Installing torchmetrics which is used for metrics calculations

In [0]:
pip install torchmetrics

Python interpreter will be restarted.
Collecting torchmetrics
  Using cached torchmetrics-0.10.2-py3-none-any.whl (529 kB)
Installing collected packages: torchmetrics
Successfully installed torchmetrics-0.10.2
Python interpreter will be restarted.


In [0]:
import torch
import torch.nn as nn
import torch.nn.functional as F
import torch.optim as optim

import os
from torch.utils.data import DataLoader
from torchvision import transforms
from torchvision.datasets import FashionMNIST
from torchmetrics.functional import accuracy

Setting up checkpoint location
The next cell creates a directory for saved checkpoint models. Databricks recommends saving training data under dbfs:/ml, which maps to file:/dbfs/ml on driver and worker nodes.

In [0]:
PYTORCH_DIR = '/dbfs/ml/horovod_pytorch'

https://docs.databricks.com/_static/notebooks/deep-learning/mnist-pytorch.html

Note that We are using same model configuration as demo-04 but here we will be testing the model too.Optimiser is also same as demo-04

In [0]:
class Net(nn.Module):
    def __init__(self):
        super(Net, self).__init__()

        self.conv1 = nn.Conv2d(1, 10, kernel_size=5)
        self.conv2 = nn.Conv2d(10, 20, kernel_size=5)
        self.conv2_drop = nn.Dropout2d()

        self.fc1 = nn.Linear(320, 50)
        self.fc2 = nn.Linear(50, 10)
        
    def forward(self, x):
        x = F.relu(F.max_pool2d(self.conv1(x), 2))
        x = F.relu(F.max_pool2d(self.conv2_drop(self.conv2(x)), 2))
        x = x.view(-1, 320)
        x = F.relu(self.fc1(x))
        x = F.dropout(x, training=self.training)
        x = self.fc2(x)
        return F.log_softmax(x, dim=1)


Here We are configuring for single node training.

In [0]:
batch_size = 32
num_epochs = 20
log_interval = 100

def train_one_epoch(model, device, data_loader, optimizer, epoch):
    model.train()

    for batch_idx, (data, target) in enumerate(data_loader):
        data, target = data.to(device), target.to(device)
        
        optimizer.zero_grad()
        
        output = model(data)
        loss = F.nll_loss(output, target)
        loss.backward()
        
        optimizer.step()
        
        if batch_idx % log_interval == 0:
            print('Train Epoch: {} [{}/{} ({:.0f}%)]\tLoss: {:.6f}'.format(
                epoch, batch_idx * len(data), len(data_loader) * len(data),
                100. * batch_idx / len(data_loader), loss.item()))

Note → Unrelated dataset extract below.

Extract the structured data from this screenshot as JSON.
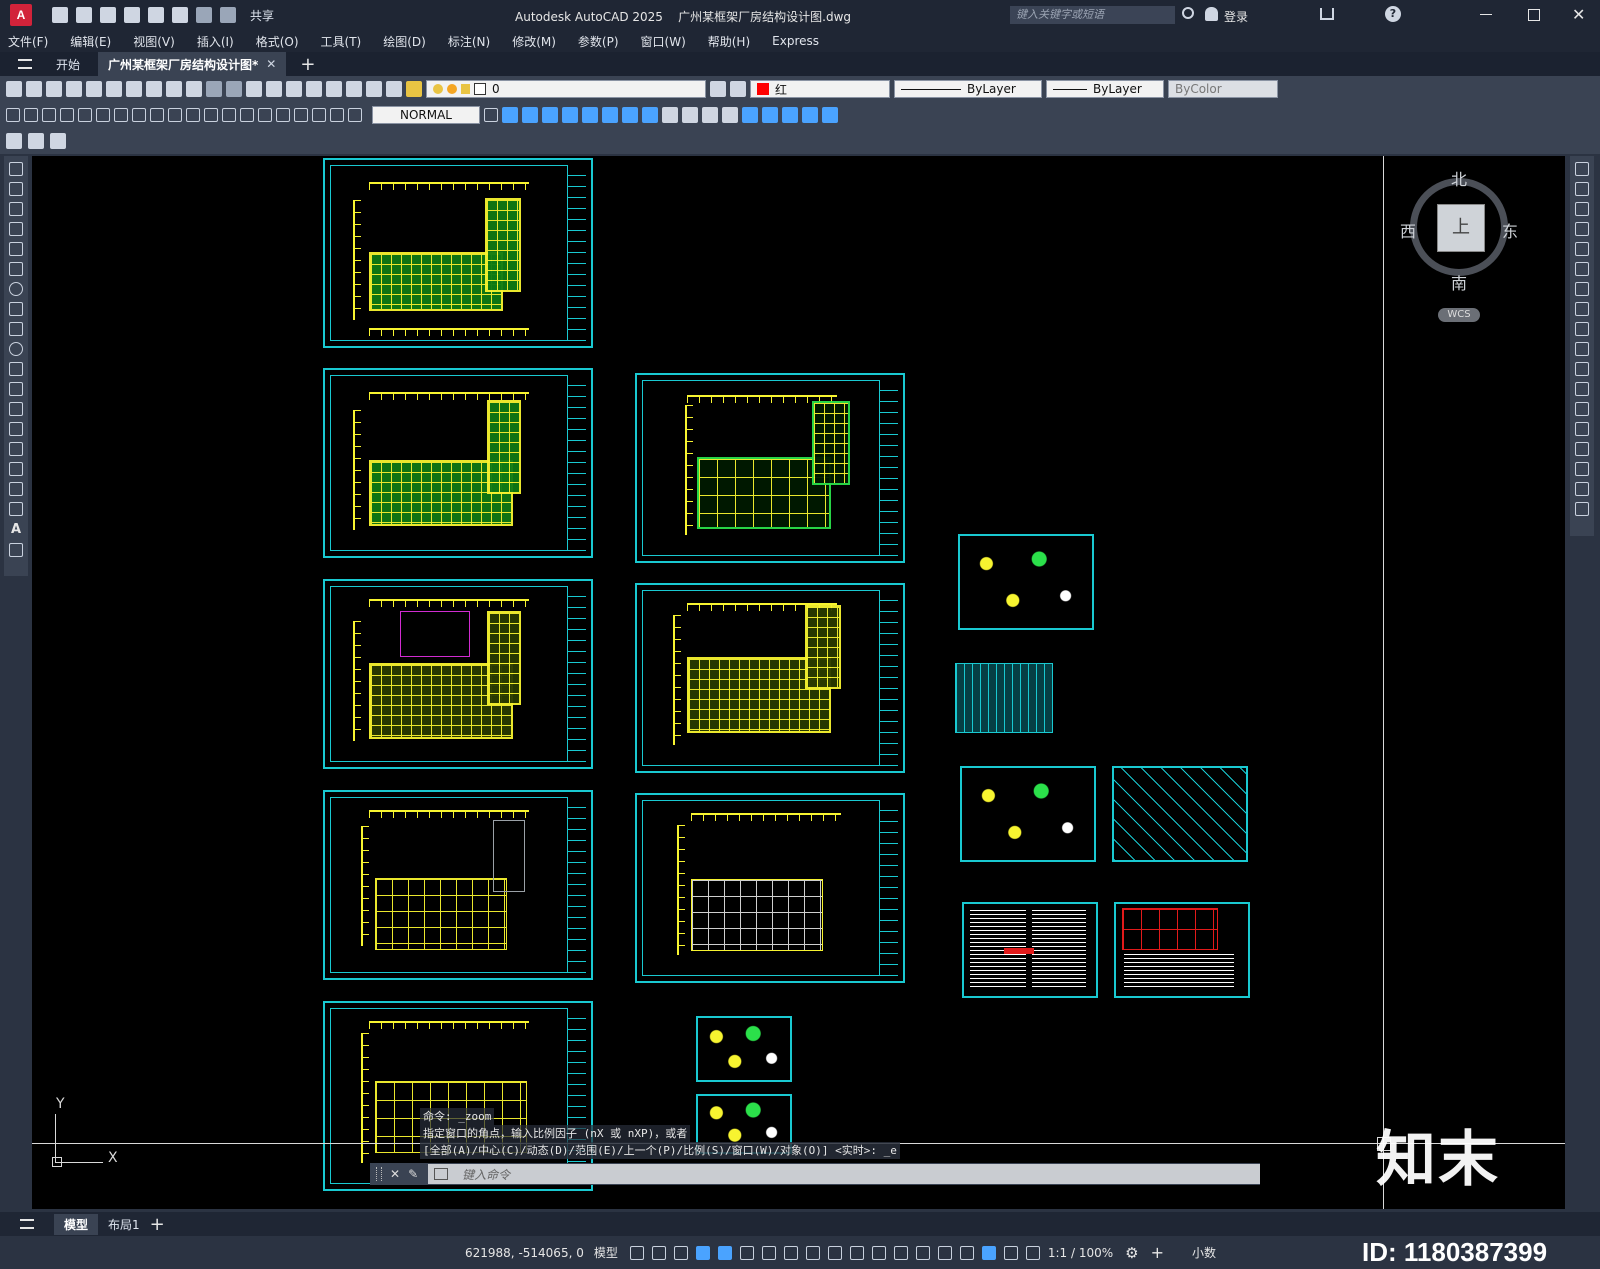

Creating methods for saving and loading model checkpoints

In [0]:
def save_checkpoint(log_dir, model, optimizer, epoch):
    filepath = log_dir + '/checkpoint-{epoch}.pth.tar'.format(epoch = epoch)
    
    state = {
      'model': model.state_dict(),
      'optimizer': optimizer.state_dict(),
    }
    
    torch.save(state, filepath)
    
def load_checkpoint(log_dir, epoch = num_epochs):
    filepath = log_dir + '/checkpoint-{epoch}.pth.tar'.format(epoch = epoch)
    
    return torch.load(filepath)
 
def create_log_dir():
    log_dir = os.path.join(PYTORCH_DIR, str(time()), 'FashionMNISTDemo')
    os.makedirs(log_dir)
    
    return log_dir


Running single-node training with PyTorch

In [0]:
from torchvision import datasets, transforms
from time import time
 
single_node_log_dir = create_log_dir()
print('Log directory:', single_node_log_dir)
 
def train(learning_rate):
    device = torch.device('cuda' if torch.cuda.is_available() else 'cpu')
 
    train_dataset = datasets.FashionMNIST(
      'data', 
      train = True,
      download = True,
      transform = transforms.Compose([transforms.ToTensor()])
    )

    data_loader = torch.utils.data.DataLoader(train_dataset, batch_size = batch_size, shuffle = True)
 
    model = Net().to(device)
 
    optimizer = torch.optim.Adam(model.parameters(), lr = learning_rate)
 
    for epoch in range(1, num_epochs + 1):
        train_one_epoch(model, device, data_loader, optimizer, epoch)
        save_checkpoint(single_node_log_dir, model, optimizer, epoch)
 
    
def test(log_dir):
    device = torch.device('cuda' if torch.cuda.is_available() else 'cpu')
    
    loaded_model = Net().to(device)
  
    checkpoint = load_checkpoint(log_dir)
    loaded_model.load_state_dict(checkpoint['model'])
    loaded_model.eval()
 
    test_dataset = datasets.FashionMNIST(
        'data', 
        train = False,
        download = True,
        transform = transforms.Compose([transforms.ToTensor()])
    )
    
    data_loader = torch.utils.data.DataLoader(test_dataset)
    
    correct = 0
    total = 0
    test_loss = 0
    for data, target in data_loader:
        data, target = data.to(device), target.to(device)
        output = loaded_model(data)
        test_loss += F.nll_loss(output, target)
        _, predicted = torch.max(output.data, 1)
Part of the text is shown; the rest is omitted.